Sunday, January 23, 2011

Monday and Tuesday

Since most of the volunteers have left, Daniel and I decided to teach the little kids in the afternoon instead of doing construction. Today we had six children between the ages of three and six. After lunch, we spent some time planning the two hours that we were to be in charge of the children. At three, they started pouring in the school. At about 3:10, we began with a name game. We tried have the kids say their name and then an animal that began with the same letter, but realized that was asking a little too much, so we just did favorite animals. We then moved to the table, where we drew for a long time.
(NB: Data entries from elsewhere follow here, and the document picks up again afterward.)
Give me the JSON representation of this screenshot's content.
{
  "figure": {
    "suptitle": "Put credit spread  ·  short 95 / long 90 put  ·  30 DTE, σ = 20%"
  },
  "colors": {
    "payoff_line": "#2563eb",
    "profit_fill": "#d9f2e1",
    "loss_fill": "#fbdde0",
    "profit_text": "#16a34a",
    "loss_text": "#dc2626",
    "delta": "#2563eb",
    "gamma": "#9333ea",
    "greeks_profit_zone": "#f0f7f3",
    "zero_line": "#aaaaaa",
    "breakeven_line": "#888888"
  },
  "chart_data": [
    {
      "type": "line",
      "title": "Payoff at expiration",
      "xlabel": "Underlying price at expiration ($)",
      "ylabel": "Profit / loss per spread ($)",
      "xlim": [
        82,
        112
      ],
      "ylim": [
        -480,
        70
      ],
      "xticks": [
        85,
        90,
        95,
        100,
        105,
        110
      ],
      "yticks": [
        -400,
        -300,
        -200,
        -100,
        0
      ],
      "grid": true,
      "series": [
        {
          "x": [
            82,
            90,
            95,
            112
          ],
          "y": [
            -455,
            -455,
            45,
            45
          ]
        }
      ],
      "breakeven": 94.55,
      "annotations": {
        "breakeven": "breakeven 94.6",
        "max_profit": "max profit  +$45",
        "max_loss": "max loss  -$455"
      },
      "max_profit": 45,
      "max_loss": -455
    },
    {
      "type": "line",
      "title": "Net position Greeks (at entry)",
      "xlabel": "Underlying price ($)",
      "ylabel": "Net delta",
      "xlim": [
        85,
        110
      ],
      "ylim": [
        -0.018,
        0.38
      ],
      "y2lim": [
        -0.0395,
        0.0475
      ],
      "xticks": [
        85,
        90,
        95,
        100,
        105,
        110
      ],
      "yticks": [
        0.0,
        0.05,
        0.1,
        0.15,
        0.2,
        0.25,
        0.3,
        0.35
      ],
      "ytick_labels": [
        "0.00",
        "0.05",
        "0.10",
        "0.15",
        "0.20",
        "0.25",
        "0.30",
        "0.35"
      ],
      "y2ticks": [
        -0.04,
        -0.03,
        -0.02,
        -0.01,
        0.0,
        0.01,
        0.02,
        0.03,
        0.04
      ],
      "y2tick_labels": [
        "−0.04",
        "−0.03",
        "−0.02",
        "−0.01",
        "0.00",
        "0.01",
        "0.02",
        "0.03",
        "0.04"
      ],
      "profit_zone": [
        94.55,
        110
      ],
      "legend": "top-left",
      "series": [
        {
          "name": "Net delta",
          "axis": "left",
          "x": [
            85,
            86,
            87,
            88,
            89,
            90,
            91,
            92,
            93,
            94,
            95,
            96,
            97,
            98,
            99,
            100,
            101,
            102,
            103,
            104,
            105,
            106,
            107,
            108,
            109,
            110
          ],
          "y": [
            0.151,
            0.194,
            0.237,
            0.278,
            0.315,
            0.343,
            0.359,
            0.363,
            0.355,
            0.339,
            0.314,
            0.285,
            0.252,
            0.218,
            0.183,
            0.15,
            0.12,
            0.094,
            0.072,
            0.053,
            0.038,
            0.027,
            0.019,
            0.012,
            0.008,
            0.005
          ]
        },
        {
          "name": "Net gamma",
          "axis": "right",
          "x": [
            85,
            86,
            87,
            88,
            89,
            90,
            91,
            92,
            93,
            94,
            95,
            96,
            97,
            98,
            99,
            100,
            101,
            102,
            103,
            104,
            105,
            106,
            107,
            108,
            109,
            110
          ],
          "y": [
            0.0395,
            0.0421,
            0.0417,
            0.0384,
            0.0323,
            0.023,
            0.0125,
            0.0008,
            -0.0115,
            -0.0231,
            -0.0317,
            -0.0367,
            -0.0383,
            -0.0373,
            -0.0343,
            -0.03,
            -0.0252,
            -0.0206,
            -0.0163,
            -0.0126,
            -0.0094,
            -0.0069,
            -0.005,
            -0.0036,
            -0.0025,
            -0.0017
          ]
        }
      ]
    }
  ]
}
We had blank paper and some outlines to be colored in, and all the kids wanted to color in the house, so I spent a good bit of time copying the house outline over and over again. The two littlest kids are angels, and two of the bigger boys are little devils. When they tired of drawing, we brought them on the floor and played Indian chief and duck-duck-goose. Indian chief was a little too hard for them—when they were the leader, they wouldn’t change their actions, rendering it impossible to guess who the leader was. Just as we began to lose their attention, it was break time.

For the next twenty minutes, we incessantly played jump rope, while Daniel played soccer with some of the boys. The yard behind the school is covered in short yellow grass, and with the four o’clock sun and the piles of rocks, it looks very post-apocalyptic. When we couldn’t count to seventeen anymore, it was 4:20, and time for class to resume. We took the little ones to the dead-end street that the school is on, and chalked it up for the next thirty minutes. The children traced Daniel and me, each other, and drew and wrote various other things. When the kids lost interest, we took them back inside, sat on the floor, and sang a word-less Nature Camp song, Dum-Dum-Dada, which is active and predictable. The kids took well to the game, and we played for a while. We ended the day with Duck-Duck-Goose, always a favorite.

Tuesday went much the same; I took class in the morning, and Daniel and I taught the little ones again. We were told to do more teaching, so we gave the kids a letter-writing worksheet, which they excitedly filled out, and we had them run from letter to letter written in the street in chalk, which they really enjoyed. We played more games, drew a lot, and played more Dum-dum-dada.

After class, we stayed at El Nahual and watched Todo Sobre Mi Madre, an amazing Spanish film. After dinner, I spent some time at the internet café, and then went home, ate dinner, did my homework, and slept.